Design Concepts

Unified libc/libpthread/ldso

Not only does musl lack separate broken-down libraries like libpthread, libm, librt, etc. that glibc has; even the dynamic linker (in the elvish language, “program interpreter”) is unified with libc.so. This design helps achieve at least four goals:

Reducing bloat and startup overhead: Each additional dynamic object, including the dynamic linker itself, costs at least 4k of unsharable memory and considerable additional startup time to map into memory and relocate.
Making atomic upgrades possible: A single rename() syscall can replace the entire runtime component of musl with a new version in a way that neither disrupts existing processes nor creates a race window during which programs could fail to start or could observe, and possibly malfunction from, mismatching library binaries.
Avoiding unnecessary ABI lock-in: By not breaking the implementation up into separate shared libraries, there is no need to define a stable ABI between components.
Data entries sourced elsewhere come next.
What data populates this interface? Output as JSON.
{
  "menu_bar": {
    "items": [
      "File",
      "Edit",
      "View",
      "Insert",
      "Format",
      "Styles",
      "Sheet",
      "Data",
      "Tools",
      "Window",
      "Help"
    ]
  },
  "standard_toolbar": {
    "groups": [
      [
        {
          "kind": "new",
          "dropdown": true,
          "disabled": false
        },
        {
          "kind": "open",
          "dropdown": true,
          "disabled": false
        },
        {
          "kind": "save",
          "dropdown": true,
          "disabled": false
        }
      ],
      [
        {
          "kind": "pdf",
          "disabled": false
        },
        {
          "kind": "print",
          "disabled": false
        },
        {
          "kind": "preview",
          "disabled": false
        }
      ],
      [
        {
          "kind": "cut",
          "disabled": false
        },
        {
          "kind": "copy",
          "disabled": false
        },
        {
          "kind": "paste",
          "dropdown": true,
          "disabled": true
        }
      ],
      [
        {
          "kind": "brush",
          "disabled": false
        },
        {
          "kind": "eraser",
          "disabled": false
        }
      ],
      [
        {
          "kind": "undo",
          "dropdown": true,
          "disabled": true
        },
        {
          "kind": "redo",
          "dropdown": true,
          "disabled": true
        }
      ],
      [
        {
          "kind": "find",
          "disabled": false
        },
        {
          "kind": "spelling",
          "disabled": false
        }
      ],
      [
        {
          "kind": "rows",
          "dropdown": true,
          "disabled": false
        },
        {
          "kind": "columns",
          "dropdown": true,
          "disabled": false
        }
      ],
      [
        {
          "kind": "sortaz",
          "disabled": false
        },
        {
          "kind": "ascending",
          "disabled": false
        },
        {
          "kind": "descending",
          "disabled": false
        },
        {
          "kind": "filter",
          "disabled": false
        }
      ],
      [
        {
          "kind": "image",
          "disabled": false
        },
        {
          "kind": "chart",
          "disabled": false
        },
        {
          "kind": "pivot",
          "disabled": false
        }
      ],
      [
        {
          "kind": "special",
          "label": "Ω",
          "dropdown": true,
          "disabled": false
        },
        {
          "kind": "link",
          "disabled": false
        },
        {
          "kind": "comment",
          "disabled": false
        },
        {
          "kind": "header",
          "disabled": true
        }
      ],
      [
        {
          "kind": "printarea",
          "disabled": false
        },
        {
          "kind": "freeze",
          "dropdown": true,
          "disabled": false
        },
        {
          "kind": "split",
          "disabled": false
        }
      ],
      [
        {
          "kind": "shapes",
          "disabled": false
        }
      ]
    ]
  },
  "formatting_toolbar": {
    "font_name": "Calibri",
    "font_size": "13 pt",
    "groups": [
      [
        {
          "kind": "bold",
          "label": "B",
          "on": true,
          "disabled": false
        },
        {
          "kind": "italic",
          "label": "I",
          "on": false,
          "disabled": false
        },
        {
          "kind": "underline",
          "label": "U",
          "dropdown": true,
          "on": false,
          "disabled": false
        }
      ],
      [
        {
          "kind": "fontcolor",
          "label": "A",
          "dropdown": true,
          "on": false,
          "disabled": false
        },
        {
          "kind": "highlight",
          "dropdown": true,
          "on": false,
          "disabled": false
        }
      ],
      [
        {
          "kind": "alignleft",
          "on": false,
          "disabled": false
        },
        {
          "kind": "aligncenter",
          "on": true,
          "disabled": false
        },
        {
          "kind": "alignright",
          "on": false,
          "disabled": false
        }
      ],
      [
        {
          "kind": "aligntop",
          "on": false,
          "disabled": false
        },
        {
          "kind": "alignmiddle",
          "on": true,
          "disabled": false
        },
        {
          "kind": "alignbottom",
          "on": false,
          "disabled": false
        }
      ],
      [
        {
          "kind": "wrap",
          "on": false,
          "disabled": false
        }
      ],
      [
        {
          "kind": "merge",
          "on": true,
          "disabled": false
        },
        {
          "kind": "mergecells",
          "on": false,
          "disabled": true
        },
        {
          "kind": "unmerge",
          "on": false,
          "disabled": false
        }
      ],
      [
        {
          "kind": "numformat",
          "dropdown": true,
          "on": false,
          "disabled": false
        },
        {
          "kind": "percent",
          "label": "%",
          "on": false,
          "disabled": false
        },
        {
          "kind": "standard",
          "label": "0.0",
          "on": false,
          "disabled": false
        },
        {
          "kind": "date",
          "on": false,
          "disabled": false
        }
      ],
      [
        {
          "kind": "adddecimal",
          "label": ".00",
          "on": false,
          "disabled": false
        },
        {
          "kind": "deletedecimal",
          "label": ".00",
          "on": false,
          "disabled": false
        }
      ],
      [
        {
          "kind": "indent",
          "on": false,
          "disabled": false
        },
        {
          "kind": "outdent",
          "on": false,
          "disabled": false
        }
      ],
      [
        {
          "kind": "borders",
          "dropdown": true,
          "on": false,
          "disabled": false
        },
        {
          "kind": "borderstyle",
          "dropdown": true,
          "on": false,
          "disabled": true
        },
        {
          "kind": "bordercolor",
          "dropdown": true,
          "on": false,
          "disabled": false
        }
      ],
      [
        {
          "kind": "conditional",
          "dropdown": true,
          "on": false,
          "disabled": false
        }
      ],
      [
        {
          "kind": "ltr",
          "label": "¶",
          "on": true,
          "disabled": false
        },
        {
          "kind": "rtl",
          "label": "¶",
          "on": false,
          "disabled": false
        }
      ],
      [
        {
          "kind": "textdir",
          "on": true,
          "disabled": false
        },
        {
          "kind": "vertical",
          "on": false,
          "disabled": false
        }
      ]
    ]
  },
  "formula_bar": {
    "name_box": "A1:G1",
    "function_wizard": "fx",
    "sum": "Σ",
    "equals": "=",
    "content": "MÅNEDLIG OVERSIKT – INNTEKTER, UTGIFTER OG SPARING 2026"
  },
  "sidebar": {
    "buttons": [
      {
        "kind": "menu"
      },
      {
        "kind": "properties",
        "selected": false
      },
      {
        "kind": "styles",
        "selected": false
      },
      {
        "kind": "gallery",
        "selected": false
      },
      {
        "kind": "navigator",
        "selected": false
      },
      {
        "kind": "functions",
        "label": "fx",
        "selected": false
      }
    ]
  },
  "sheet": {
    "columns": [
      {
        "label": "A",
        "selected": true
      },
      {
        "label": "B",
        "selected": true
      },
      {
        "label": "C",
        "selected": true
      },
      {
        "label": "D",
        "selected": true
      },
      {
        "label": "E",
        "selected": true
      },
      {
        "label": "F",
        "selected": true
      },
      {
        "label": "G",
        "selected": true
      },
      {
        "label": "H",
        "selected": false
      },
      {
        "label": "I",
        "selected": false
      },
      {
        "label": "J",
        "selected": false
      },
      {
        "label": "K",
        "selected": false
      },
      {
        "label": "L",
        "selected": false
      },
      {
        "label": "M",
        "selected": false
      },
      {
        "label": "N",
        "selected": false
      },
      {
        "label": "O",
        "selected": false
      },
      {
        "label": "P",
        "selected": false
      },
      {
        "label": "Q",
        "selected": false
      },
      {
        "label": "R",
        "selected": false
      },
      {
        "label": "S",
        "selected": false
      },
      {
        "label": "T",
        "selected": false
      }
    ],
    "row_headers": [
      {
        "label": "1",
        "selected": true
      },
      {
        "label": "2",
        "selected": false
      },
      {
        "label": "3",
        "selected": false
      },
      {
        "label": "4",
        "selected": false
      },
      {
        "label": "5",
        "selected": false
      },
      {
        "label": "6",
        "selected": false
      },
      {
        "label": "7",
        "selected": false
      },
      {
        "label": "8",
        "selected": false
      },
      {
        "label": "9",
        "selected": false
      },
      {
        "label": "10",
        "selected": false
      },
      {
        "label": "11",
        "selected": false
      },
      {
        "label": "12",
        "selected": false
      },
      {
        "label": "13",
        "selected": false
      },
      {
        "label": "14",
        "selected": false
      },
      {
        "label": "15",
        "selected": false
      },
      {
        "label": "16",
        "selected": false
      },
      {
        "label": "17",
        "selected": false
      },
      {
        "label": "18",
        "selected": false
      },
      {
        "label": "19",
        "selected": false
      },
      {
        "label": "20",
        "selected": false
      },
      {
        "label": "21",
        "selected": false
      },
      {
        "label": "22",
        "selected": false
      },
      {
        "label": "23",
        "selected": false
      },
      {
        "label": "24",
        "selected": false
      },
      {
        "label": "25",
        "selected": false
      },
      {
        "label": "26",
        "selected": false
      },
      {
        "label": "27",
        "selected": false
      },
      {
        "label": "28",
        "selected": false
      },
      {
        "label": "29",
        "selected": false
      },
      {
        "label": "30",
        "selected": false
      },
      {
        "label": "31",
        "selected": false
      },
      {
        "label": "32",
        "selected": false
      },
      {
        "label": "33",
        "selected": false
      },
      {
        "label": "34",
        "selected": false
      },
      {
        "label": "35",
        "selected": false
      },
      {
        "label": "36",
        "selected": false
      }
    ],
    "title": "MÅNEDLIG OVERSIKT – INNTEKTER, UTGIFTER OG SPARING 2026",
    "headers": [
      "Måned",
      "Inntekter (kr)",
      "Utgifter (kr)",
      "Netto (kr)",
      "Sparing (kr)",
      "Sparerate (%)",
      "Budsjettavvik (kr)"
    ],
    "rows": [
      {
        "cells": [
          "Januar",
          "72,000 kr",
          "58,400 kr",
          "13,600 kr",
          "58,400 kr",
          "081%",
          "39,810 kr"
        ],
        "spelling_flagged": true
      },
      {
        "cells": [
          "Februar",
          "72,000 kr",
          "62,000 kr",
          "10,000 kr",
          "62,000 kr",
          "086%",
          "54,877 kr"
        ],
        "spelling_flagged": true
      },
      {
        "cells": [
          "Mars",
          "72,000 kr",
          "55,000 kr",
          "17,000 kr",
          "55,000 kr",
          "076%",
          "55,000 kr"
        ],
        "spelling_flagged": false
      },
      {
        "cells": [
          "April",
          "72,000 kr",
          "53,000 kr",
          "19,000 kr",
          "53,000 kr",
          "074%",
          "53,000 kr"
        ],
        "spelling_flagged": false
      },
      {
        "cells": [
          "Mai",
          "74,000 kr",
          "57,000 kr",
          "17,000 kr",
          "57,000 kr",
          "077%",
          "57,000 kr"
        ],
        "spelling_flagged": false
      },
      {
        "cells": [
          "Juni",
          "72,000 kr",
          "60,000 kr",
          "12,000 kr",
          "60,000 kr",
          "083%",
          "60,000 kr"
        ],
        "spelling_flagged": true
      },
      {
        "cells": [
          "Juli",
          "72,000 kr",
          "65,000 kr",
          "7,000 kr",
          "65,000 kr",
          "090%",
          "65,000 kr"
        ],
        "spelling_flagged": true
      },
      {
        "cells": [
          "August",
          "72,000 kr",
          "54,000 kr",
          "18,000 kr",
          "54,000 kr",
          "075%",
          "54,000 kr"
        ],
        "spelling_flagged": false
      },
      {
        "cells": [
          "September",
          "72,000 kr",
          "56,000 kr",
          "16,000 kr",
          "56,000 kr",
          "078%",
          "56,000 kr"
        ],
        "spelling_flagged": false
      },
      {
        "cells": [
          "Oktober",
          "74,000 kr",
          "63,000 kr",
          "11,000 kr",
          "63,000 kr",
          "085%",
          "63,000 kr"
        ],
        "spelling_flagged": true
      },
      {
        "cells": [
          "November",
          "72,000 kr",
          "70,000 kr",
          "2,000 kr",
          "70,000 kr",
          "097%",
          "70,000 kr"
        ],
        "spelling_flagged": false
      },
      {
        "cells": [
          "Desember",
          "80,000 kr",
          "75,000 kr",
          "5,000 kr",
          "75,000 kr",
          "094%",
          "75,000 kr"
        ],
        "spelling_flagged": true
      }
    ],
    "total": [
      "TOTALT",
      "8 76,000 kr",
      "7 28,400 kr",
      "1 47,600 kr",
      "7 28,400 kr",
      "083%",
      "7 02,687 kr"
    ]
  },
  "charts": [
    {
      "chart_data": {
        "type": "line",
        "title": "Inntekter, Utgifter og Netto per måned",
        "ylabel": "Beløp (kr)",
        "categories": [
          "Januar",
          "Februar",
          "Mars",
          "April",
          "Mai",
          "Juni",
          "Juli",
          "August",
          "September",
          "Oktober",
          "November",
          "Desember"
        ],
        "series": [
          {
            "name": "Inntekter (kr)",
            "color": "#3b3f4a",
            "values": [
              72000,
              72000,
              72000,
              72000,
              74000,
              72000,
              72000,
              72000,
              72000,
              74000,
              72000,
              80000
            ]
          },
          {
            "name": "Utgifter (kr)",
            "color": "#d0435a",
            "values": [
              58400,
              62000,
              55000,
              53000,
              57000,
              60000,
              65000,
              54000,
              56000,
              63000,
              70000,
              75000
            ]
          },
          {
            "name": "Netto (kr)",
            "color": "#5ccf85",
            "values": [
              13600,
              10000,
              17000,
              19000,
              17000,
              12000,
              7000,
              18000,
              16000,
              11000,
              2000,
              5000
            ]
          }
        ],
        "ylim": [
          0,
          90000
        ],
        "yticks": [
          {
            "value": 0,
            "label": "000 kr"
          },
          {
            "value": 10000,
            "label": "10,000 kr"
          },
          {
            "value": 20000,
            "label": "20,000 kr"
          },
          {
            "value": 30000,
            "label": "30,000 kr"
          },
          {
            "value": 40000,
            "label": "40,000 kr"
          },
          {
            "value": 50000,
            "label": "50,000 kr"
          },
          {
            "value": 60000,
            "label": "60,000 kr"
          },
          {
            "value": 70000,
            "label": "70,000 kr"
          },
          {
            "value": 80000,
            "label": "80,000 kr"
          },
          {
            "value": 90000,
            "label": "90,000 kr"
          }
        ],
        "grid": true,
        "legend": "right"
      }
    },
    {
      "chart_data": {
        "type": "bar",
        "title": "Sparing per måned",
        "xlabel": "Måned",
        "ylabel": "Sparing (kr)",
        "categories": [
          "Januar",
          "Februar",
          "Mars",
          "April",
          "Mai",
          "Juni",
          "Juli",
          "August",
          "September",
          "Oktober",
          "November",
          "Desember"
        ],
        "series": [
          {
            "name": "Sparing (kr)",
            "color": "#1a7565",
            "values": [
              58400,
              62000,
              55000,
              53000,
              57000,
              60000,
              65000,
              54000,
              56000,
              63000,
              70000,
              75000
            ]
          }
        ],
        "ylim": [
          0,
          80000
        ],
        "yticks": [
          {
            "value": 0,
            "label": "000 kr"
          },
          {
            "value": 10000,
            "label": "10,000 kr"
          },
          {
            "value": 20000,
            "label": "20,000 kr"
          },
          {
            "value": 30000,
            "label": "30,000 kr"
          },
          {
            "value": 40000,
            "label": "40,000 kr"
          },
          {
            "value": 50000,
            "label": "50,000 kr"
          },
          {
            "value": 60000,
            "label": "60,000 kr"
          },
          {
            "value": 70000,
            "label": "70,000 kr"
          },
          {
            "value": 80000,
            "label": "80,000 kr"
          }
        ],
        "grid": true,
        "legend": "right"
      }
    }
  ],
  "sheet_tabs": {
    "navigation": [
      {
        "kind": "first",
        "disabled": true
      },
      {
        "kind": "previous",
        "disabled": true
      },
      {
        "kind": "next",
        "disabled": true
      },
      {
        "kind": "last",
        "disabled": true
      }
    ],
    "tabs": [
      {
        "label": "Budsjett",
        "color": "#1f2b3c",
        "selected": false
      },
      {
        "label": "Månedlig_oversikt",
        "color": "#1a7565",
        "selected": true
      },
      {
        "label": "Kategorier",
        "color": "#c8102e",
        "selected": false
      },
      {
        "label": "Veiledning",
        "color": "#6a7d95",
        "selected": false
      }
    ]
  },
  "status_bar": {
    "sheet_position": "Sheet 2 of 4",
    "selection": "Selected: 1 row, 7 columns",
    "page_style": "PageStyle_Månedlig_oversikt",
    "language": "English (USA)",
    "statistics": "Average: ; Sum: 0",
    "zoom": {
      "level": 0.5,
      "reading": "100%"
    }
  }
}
All internal interfaces are purely internal, and freedom to change them is maintained.
Simplicity of the dynamic linker: By having libc already mapped by the kernel, and function calls already resolved by -Bsymbolic at link time, the dynamic linker has most of libc at its disposal as soon as the very first line of C code is reached. There is no need for duplication in the dynamic linker of standard libc functions it needs to use, nor any need to tiptoe around until relocations are fully processed.

In the early design stages of musl, it was unclear whether musl would provide its own dynamic linker or use an existing one. The initial motivation for providing its own was to eliminate the bloat costs of dynamic linking, but during development, the other, more compelling reasons became apparent.

A classic Linux system (glibc or even back to libc5) gives the illusion that the dynamic linker, libc, and threads implementation are separate components, and that you could swap out any of these for an alternate implementation while keeping the others. In a sense this was true at some point, before any of them really worked properly. But now they are all extremely interdependent, and burdened by their dependencies on one another’s private interfaces. Some examples:

Interaction between libc and ldso for handling of init/fini, atexit type registrations, library unloading, …
Interaction between pthreads and ldso for TLS storage for dynamic libraries.
Interaction between libc and pthreads (and even the compiler) for non-thread-related data stored in thread control block (vdso syscall pointer, stack protector canary, …).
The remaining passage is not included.